January 5, 2015
I was standing in a bar and watching all the people there
Oh the loneliness in this world well it’s just not fair
— Brian Wilson, “Love and Mercy”
Holiday seasons often intensify feelings of loneliness for many – even if you’re in a crowded bar, as in Brian Wilson’s song, or in an unfulfilling relationship. Aside from what some people experience during holidays, loneliness can intensify at any point in the year. And it can have different roots for different people.
For example, Anne, a therapy patient, tells me that she’s felt lonely throughout her life. Growing up with an alcoholic mother and sometimes-present father, her intimate relationships have been brief and her friends, few, throughout her adult years. Now in her early 40s, she’s suffered from one physical ailment after another.
Another patient, Brian, has an active social life with friends and business associates, as well as a long-term marriage and an extended family. Despite this apparently full relationship life, he speaks of feeling lonely “right in the midst of everyone around me…something always feels missing.” Brian, too, suffers from frequent illnesses and allergies.
That both have physical complaints isn’t surprising, since our mind/body/spirit are all one. Each “part” affects each other “part.” In fact, some new research underscores this. It finds that loneliness can weaken your immune system, which then sets the stage for a range of physical illnesses.
Loneliness takes different forms, and it may also signify different life experiences, both past and present. Some people’s loneliness may be rooted in long-term emotional issues that have thwarted forming and maintaining relationships. Here, it’s the residue of trauma or conflict in early attachments to parents or parent figures, as well as to siblings.

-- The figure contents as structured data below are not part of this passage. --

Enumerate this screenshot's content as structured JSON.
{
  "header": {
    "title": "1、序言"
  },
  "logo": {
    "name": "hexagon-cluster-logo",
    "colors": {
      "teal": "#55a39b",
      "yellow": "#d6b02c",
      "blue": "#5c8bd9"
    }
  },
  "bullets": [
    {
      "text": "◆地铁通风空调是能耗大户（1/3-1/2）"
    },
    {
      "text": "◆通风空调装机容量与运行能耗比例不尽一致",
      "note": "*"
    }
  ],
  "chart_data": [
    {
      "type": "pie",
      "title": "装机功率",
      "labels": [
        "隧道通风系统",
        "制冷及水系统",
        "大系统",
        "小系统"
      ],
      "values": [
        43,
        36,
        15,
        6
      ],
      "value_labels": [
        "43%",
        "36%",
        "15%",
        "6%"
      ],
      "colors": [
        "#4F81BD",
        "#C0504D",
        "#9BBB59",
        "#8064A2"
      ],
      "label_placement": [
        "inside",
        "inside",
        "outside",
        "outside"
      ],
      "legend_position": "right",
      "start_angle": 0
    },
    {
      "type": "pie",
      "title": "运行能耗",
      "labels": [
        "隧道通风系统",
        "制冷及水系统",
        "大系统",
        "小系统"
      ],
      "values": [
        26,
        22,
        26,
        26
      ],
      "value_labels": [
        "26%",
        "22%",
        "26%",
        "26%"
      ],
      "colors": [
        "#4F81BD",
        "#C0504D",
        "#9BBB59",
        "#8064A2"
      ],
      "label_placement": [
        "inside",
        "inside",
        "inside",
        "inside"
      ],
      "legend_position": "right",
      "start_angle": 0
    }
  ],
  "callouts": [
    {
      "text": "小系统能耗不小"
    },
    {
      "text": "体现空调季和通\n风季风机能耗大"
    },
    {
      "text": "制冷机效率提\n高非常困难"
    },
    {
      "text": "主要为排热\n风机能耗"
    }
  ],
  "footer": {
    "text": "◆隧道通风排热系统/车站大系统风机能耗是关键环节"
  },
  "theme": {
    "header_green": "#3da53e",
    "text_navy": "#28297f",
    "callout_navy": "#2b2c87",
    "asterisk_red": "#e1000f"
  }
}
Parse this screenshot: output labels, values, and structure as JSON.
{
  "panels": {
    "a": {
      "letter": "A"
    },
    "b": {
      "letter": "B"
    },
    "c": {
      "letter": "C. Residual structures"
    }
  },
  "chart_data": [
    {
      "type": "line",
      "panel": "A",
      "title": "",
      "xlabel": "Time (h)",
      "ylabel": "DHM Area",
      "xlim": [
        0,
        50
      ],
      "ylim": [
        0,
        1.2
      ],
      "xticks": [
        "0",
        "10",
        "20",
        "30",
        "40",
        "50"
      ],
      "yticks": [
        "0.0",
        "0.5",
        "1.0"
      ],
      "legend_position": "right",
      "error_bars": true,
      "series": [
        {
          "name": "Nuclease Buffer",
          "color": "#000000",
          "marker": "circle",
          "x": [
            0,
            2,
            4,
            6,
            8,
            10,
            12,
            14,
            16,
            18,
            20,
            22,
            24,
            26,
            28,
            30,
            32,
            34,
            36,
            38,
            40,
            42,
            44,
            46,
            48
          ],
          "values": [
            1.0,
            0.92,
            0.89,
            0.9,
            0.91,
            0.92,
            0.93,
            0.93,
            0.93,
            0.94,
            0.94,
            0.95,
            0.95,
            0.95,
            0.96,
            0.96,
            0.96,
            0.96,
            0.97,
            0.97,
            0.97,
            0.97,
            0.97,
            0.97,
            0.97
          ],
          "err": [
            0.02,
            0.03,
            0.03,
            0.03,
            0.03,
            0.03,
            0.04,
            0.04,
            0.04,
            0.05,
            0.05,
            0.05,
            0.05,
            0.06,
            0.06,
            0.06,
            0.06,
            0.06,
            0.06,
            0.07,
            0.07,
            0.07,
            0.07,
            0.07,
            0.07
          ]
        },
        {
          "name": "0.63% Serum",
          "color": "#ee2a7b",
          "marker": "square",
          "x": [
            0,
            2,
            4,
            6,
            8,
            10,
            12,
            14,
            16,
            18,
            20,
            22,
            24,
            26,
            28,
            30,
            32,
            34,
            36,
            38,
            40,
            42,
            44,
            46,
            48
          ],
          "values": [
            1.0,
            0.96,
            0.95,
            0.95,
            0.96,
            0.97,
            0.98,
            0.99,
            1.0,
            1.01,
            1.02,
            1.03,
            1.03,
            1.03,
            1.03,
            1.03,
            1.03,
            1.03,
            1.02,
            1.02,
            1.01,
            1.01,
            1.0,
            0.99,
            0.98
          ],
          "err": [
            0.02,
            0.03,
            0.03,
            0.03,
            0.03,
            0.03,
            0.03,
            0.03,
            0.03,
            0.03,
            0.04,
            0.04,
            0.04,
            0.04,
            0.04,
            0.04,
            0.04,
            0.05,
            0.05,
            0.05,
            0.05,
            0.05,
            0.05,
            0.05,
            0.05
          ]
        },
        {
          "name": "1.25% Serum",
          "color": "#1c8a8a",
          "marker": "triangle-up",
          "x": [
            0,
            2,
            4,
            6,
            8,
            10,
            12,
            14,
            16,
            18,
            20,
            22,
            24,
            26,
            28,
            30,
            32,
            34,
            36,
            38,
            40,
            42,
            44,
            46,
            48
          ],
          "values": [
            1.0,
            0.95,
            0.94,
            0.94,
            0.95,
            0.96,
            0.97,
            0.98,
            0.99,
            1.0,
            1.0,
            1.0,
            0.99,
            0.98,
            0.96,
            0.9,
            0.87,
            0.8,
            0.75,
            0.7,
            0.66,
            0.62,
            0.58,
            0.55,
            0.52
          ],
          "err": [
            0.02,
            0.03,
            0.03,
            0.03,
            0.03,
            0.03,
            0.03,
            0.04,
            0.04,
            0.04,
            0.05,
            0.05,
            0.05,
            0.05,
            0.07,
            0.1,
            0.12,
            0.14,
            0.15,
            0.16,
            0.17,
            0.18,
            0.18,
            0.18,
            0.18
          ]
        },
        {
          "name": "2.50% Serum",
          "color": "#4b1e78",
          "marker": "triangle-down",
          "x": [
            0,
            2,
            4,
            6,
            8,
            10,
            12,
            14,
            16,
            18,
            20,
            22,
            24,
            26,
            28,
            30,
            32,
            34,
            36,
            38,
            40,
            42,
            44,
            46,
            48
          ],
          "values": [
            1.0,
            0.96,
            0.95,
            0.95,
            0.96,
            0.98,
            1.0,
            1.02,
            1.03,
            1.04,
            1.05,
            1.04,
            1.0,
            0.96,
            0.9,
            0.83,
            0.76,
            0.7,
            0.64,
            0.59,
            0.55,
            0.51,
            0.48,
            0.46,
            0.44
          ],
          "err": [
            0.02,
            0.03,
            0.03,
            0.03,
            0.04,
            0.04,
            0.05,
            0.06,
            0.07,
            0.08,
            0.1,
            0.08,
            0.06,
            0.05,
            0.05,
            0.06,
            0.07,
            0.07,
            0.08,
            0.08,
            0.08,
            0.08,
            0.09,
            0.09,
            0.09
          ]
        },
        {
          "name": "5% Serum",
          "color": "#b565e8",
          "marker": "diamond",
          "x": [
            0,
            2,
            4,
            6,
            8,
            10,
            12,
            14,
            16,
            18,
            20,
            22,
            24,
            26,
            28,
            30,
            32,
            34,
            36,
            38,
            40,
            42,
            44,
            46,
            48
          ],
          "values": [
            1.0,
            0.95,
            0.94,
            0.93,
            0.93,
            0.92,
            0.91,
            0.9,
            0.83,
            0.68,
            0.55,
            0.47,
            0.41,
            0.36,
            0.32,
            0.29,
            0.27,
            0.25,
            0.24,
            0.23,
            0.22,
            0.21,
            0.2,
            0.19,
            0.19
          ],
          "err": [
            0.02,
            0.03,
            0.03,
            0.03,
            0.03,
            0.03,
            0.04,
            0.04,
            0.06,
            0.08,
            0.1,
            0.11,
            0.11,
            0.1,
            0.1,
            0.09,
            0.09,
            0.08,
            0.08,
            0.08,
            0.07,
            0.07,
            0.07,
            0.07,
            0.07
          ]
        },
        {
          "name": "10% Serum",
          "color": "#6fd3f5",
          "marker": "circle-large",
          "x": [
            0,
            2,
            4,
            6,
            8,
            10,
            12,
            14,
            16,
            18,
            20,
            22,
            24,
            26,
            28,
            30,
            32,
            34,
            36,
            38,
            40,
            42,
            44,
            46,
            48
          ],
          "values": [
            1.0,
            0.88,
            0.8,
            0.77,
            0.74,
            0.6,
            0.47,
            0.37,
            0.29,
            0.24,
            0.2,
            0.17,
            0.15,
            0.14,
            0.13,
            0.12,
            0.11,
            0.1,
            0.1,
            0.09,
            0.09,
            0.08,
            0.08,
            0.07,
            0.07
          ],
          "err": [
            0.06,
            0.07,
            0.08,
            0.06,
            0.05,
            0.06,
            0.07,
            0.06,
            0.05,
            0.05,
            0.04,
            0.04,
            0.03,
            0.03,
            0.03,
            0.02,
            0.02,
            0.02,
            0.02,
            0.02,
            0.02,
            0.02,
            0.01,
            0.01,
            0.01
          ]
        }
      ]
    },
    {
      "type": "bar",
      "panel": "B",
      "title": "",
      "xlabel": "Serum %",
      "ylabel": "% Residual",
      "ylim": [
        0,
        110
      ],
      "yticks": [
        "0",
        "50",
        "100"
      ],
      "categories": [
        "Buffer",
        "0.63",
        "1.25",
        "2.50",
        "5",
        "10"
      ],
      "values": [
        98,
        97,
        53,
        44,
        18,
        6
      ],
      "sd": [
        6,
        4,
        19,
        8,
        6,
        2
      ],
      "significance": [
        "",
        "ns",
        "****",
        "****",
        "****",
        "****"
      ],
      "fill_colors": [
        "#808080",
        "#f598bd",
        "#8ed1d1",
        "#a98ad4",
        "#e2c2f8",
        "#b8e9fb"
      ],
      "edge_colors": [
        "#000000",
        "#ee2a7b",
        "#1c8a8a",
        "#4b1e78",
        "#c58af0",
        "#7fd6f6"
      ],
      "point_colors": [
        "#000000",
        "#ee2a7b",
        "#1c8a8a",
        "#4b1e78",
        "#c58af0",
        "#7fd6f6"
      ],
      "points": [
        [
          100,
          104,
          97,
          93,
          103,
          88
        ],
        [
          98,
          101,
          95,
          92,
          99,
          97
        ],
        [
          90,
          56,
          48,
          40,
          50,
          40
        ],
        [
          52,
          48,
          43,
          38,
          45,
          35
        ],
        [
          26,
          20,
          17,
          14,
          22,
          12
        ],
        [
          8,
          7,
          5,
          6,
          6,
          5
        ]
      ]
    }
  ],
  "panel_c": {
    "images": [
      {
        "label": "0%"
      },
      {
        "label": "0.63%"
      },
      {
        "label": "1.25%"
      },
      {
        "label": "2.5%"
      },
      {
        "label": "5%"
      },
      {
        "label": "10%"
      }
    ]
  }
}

Others who avoid or are unable to create close, sustaining relationships as adults and who suffer from feelings of loneliness or isolation, aren’t necessarily dealing with significant conflict or trauma in their early relationships. Here, they may be seeking to fulfill an essentially healthy desire for validation and affirmation which has been insufficient in their lives – either from external sources, their particular needs, or from their own actions. For example, one’s innate temperament and emotional reactivity may have required more direct affirmation than the parents were aware of, or for other reasons didn’t provide it sufficiently. The person may then seek it unconsciously from prospective partners as adults; become disappointed when they don’t receive this “parenting,” and then withdraw, leaving themselves lonely and isolated.
In these cases, the person’s psychological aim is positive and healthy: striving for positive connection, although it may remain unconscious and expressed in the above ways. Somewhat different is the person who feels lonely despite extensive relationships. He or she may also yearn for healthy, authentic intimacy and connection in the sense of being on the same “wavelength” with others. For some, that may be absent not so much because of early conflicts or gaps in their life experiences, but because they suffer from the limitations and superficiality so integral to much of the conventional, successful life they’ve created. That is, if they’ve tipped too far in the direction of seeking self-worth via money, power and position. That inflated sense of self, which, itself, is linked with adult emotional disturbance, may join with jockeying for control, manipulation and game-playing in intimate relationships. The latter is another dimension of superficial self-interest: treating people as commodities, and equating love with performance and conquest rather than intimate connection and mutuality.
In short, you may experience increasing loneliness from seeking external validation of your self-worth and self-esteem. Anxiety may mount as you see that you have — or are — “less than” someone else, measured by the above criteria. That’s a short step to feeling isolated or lonely inside, even if your world contains many social connections and recognition.
If you’re socially isolated and want to become more engaged, then efforts to meet new people or learning to improve your social skills are like to be helpful antidotes. But keep in mind that your inner being is the source of true security and well being; the source of resilience and actions that create meaningful connection in all parts of your life, not just in the social realm. Ultimately, what helps alleviate loneliness from any of the above sources is creating a larger vision of life purpose; something larger than just your own self that you connect with. Something that’s meaningful and engages your soul.
Meditation helps, because it reconnects you with your inner life awareness and wellbeing that’s always present, inside. And research shows that it alleviates anxiety and depression, as well. Small actions can be helpful, also. For example, research finds that exposure to nature, such as taking a hike through the outdoors, enhances your wellbeing and your capacity for problem-solving. That can help you find new ways to free yourself from loneliness.
Awakening your inner life and enlarging your sense of purpose and meaning in living, beyond just yourself, are good antidotes to feeling lonely — whether you have few human connections or live within the midst of a crowd.